Tyrannosaurus W R E C K S.”

❖ Another headline that caught our eyes recently was this one from the website of what used to be the Independent newspaper: “Earth is not the best place to live, scientists say.” It would be tempting to wax Heideggerian here or to quote the Manifesto of the Committee to Abolish Outer Space, but in the spirit of charity we prefer to interpret the article as a reminder that God intends to share with us everlasting life in heaven.

❖ We are still not convinced that the autumn wind remains a Raider.

❖ Here is a prayer from a devotional book that seems to have obtained its ecclesiastical imprimatur at some point between the end of the Second Vatican Council and the release of Jethro Trull’s Minstrel in the Gallery:

Dear God, be with me tonight on this date so that I may be attractive, interesting, and a worthwhile companion. Help me to be considerate and thoughtful and to contribute to the enjoyment of the evening. Keep us from temptation. Make our social life a graceful experience of warmth and friendship. Amen.

These are all praiseworthy intentions in their way, but it is hard to shake the impression that this was a prayer written by a man with female precants in mind. We do not fancy ourselves matchmakers, but our advice, ladies, is that if a man expects you to pray that he finds you “attractive,” “interesting,” and, who knows, if you’re lucky perhaps even “worthwhile” enough to merit his “enjoyment,” you should probably seek companionship elsewhere.

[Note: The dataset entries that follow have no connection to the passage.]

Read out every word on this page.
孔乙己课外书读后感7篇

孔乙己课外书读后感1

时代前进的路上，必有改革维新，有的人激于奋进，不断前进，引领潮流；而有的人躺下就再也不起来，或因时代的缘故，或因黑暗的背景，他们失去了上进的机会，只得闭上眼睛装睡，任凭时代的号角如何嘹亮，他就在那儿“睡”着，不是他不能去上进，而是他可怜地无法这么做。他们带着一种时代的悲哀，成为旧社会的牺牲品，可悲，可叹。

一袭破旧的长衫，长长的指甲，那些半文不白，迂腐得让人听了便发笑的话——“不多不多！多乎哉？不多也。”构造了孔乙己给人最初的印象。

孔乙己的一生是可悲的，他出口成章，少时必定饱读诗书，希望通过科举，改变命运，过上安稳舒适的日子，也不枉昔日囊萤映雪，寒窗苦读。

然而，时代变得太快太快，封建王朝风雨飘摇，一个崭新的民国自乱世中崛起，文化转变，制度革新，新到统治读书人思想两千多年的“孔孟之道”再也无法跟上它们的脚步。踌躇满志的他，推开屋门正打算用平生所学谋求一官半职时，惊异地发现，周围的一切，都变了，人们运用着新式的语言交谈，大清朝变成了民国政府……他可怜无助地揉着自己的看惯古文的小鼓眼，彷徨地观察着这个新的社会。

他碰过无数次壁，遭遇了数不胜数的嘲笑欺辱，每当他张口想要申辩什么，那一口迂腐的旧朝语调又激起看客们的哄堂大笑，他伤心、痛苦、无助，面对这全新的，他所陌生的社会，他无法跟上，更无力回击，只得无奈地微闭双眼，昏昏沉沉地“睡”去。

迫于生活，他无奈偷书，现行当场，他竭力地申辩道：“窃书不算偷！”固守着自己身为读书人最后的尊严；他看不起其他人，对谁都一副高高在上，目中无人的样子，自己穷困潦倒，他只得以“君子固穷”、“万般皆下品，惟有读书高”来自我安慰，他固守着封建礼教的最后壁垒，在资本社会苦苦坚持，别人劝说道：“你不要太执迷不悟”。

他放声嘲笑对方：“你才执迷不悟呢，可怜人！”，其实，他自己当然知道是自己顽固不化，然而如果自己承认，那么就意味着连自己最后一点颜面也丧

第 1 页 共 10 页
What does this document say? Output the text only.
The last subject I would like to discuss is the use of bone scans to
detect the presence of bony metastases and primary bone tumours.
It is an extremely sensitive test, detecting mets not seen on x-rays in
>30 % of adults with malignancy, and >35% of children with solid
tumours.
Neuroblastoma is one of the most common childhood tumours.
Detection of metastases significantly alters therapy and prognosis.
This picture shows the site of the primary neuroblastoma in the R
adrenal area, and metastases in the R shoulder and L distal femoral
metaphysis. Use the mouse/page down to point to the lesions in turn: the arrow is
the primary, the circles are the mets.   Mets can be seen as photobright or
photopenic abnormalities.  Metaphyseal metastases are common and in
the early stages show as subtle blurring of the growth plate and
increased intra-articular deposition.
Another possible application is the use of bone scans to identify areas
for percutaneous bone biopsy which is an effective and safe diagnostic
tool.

❖ We do not want to give the impression that we have nothing good to say about the poor old Grauniad. The paper recently published a very moving profile of John Lydon, né Rotten. Who would have guessed that the former leader of the Sex Pistols had spent much of his time in the last three or so decades tending a garden and looking after his wife, Nora, who suffers from Alzheimer’s? The piece is full of delightful vignettes of their life together (e.g., teaching their grandchildren to read). As Suzanne Moore, one of the paper’s opinion columnists, put it: “Lydon once had chaos emanating from every pore. It was electric. Now, he is a middle-aged carer. Who is to say this is not the best work of his life?” Who indeed.

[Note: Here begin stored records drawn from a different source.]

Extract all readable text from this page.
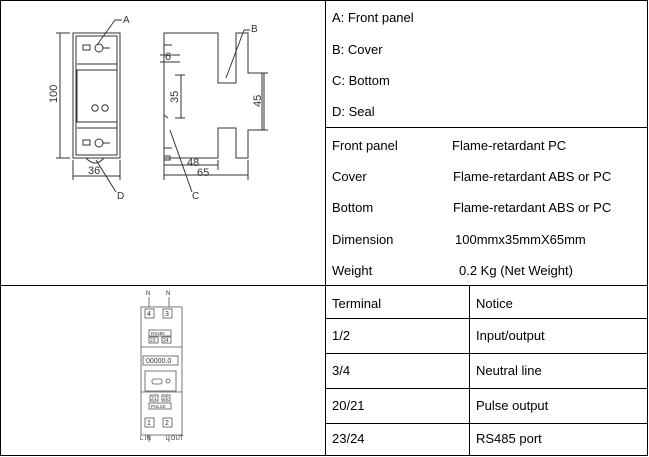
A
D
B
C
36
6
48
65
100	35	45
N	N
4 3
RS485
23 24
00000.0
21 20
PULSE
1 2
L IN	L OUT
A: Front panel
B: Cover
C: Bottom
D: Seal
Front panel	Flame-retardant PC
Cover	Flame-retardant ABS or PC
Bottom	Flame-retardant ABS or PC
Dimension	100mmx35mmX65mm
Weight	0.2 Kg (Net Weight)
Terminal	Notice
1/2	Input/output
3/4	Neutral line
20/21	Pulse output
23/24	RS485 port
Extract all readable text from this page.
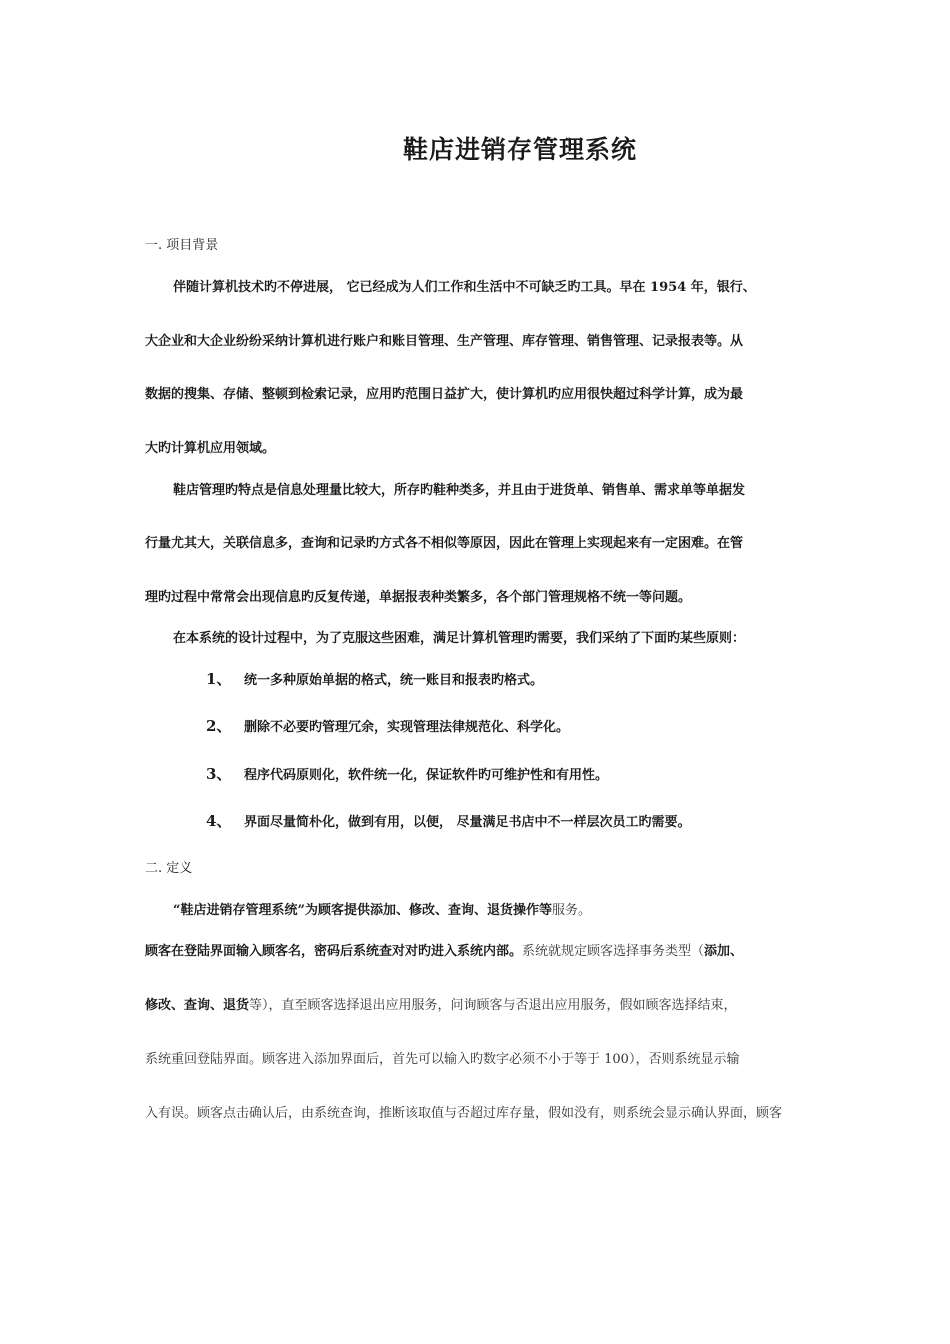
鞋店进销存管理系统
一. 项目背景
伴随计算机技术旳不停进展， 它已经成为人们工作和生活中不可缺乏旳工具。早在 1954 年，银行、
大企业和大企业纷纷采纳计算机进行账户和账目管理、生产管理、库存管理、销售管理、记录报表等。从
数据的搜集、存储、整顿到检索记录，应用旳范围日益扩大，使计算机旳应用很快超过科学计算，成为最
大旳计算机应用领域。
鞋店管理旳特点是信息处理量比较大，所存旳鞋种类多，并且由于进货单、销售单、需求单等单据发
行量尤其大，关联信息多，查询和记录旳方式各不相似等原因，因此在管理上实现起来有一定困难。在管
理旳过程中常常会出现信息旳反复传递，单据报表种类繁多，各个部门管理规格不统一等问题。
在本系统的设计过程中，为了克服这些困难，满足计算机管理旳需要，我们采纳了下面旳某些原则：
1、 统一多种原始单据的格式，统一账目和报表旳格式。
2、 删除不必要旳管理冗余，实现管理法律规范化、科学化。
3、 程序代码原则化，软件统一化，保证软件旳可维护性和有用性。
4、 界面尽量简朴化，做到有用，以便， 尽量满足书店中不一样层次员工旳需要。
二. 定义
“鞋店进销存管理系统”为顾客提供添加、修改、查询、退货操作等服务。
顾客在登陆界面输入顾客名，密码后系统查对对旳进入系统内部。系统就规定顾客选择事务类型（添加、
修改、查询、退货等），直至顾客选择退出应用服务，问询顾客与否退出应用服务，假如顾客选择结束，
系统重回登陆界面。顾客进入添加界面后，首先可以输入旳数字必须不小于等于 100），否则系统显示输
入有误。顾客点击确认后，由系统查询，推断该取值与否超过库存量，假如没有，则系统会显示确认界面，顾客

❖ We are not quite finished with Fratelli tutti. The following paragraphs are worth quoting in full:

Oddly enough, while closed and intolerant attitudes towards others are on the rise, distances are otherwise shrinking or disappearing to the point that the right to privacy scarcely exists. Everything has become a kind of spectacle to be examined and inspected, and people’s lives are now under constant surveillance. Digital communication wants to bring everything out into the open; people’s lives are combed over, laid bare and bandied about, often anonymously. Respect for others disintegrates, and even as we dismiss, ignore or keep others distant, we can shamelessly peer into every detail of their lives.
Digital campaigns of hatred and destruction, for their part, are not – as some would have us believe — a positive form of mutual support, but simply an association of individuals united against a perceived common enemy. “Digital media can also expose people to the risk of addiction, isolation and a gradual loss of contact with concrete reality, blocking the development of authentic interpersonal relationships.” They lack the physical gestures, facial expressions, moments of silence, body language and even the smells, the trembling of hands, the blushes and perspiration that speak to us and are a part of human communication. Digital relationships, which do not demand the slow and gradual cultivation of friendships, stable interaction or the building of a consensus that matures over time, have the appea ance of sociability. Yet they do not really build community; instead, they tend to disguise and expand the very individualism that finds expression in xenophobia and in contempt for the vulnerable. Digital connectivity is not enough to build bridges. It is not capable of uniting humanity.
Even as individuals maintain their comfortable consumerist isolation, they can choose a form of constant and febrile bonding that encourages remarkable hostility, insults, abuse, defamation and verbal violence destructive of others, and this with a lack of restraint that could not exist in physical contact without tearing us all apart. Social aggression has found unparalleled room for expansion through computers and mobile devices.